RealMatrix.metaClass {
plus << { RealMatrix ma -> delegate.add(ma) }
plus << { double d -> delegate.scalarAdd(d) }
multiply { double d -> delegate.scalarMultiply(d) }
bitwiseNegate { -> new LUDecomposition(delegate).solver.inverse }
constructor = { List l -> MatrixUtils.createRealMatrix(l as double[][]) }
}

This fixes some of the method name discrepancies in the above table. We can now use the operator shorthand for matrix and scalar addition as well as scalar multiply. We can also use the ~ (bitwiseNegate) operator when finding the inverse. The mention of double[][] during matrix construction is now also gone.

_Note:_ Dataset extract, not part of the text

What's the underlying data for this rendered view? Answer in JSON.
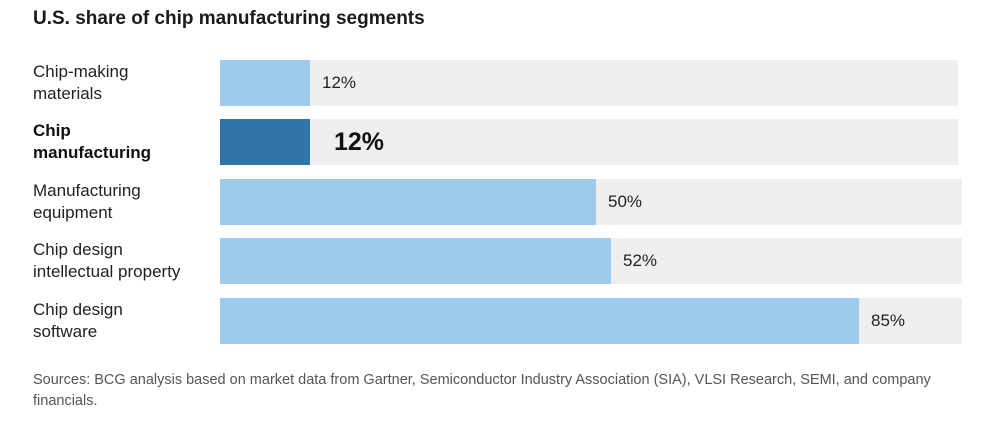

The paper goes on to discuss how to automatically add the necessary imports for a matrix library and provide aliases if needed. The imports aren't shown for the code listings in this blog but are in the listings in the sample code repo. In any case, the imports can be "configured away" as the paper discusses. The end result is our code in its entirety can look like this:

var m = [[1, 1], [1, 0]] as Matrix
m**6

The paper also discusses tooling extensibility, in particular the visualisation aspects of the GroovyConsole. It shows how to define an output transform which renders any matrix result using a jlatexmath library. So instead of seeing "Array2DRowRealMatrix{{13.0,8.0},{8.0,5.0}}", they will see a graphical rendition of the matrix. So, the final end-user experience when using the GroovyConsole looks like this:

2022-08-18 00_28_04-bin.png

When using in Jupyter style environments, other pretty output styles may be supported.

Further information

Conclusion

We have examined a number of simple applications of matrices using the Groovy programming language and the Apache Commons Math, ojAlgo, Nd4j, and JEML libraries. You should be convinced that using matrices on the JVM isn't hard and you have numerous options. We also saw a brief glimpse at the Vector API which looks like an exciting addition to the JVM (hopefully arriving soon in non-preview mode).